Museum in Lahti, Finland

Lahti Ski Museum is a sports museum located in Lahti, Finland, specialising in skiing and other winter sports. It is situated in the city's main sports complex adjacent to the Salpausselkä ski-jumping venue.

==History==
The museum traces its roots back to 1959, when the first exhibits were put on by the local winter sports club, Lahden Hiihtoseura (literally, 'Lahti skiing society'). The City of Lahti took over the activity in 1974, and the museum has formed part of the Lahti municipal museum since.

The first purpose-built facility opened in 1989, designed by architect Esko Hämäläinen. The exterior of the building was redesigned in 2000 (shown in the picture) by Pekka Salminen, and the entire building underwent a renovation in 2017.

==Exhibits==
As of 2020, the permanent core exhibition, titled 'Sense of Skiing' (Hiihdon henkeä), charts the history of skiing and ski equipment, as well as of the annual Lahti Ski Games which have taken place since 1923.

Additional exhibitions focus on themes such as the history of women's competitive skiing, the evolution of ski design, ski-jumping, etc.

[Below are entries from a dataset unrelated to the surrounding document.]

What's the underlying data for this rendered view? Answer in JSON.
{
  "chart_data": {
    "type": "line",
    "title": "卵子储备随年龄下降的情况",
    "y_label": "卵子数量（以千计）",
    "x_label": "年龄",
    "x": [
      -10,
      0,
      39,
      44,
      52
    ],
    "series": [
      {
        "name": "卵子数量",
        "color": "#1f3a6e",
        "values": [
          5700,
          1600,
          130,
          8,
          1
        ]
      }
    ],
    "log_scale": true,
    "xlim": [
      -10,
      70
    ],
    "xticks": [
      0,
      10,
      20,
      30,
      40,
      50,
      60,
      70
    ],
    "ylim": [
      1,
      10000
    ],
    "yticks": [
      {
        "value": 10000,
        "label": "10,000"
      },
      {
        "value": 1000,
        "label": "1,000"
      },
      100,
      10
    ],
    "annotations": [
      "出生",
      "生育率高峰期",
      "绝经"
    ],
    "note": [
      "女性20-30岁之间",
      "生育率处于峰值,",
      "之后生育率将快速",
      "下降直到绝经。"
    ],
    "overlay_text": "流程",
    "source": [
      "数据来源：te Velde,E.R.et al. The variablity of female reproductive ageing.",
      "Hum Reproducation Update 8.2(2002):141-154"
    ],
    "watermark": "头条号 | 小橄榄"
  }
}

Among the exhibits, the medals of the Finnish ski-jumping legend Matti Nykänen are on display at the museum.

There are also interactive displays, where visitors can try their hand at biathlon shooting with an infrared rifle, or experience ski-jumping with the help of a simulator.

==Visitors==
In 2018, Lahti Ski Museum was visited by 15,800 museum-goers. In 2019, this increased to over 21,000, according to the published figures by City of Lahti.

Lahti Ski Museum participates in the nationwide 'Museum Card' (Museokortti) initiative of the Finnish Museums Association, which for an annual fee allows unlimited entry to over 300 venues across Finland.

Visitors under the age of 18 can visit the Lahti city museums, including the Ski Museum, free of charge.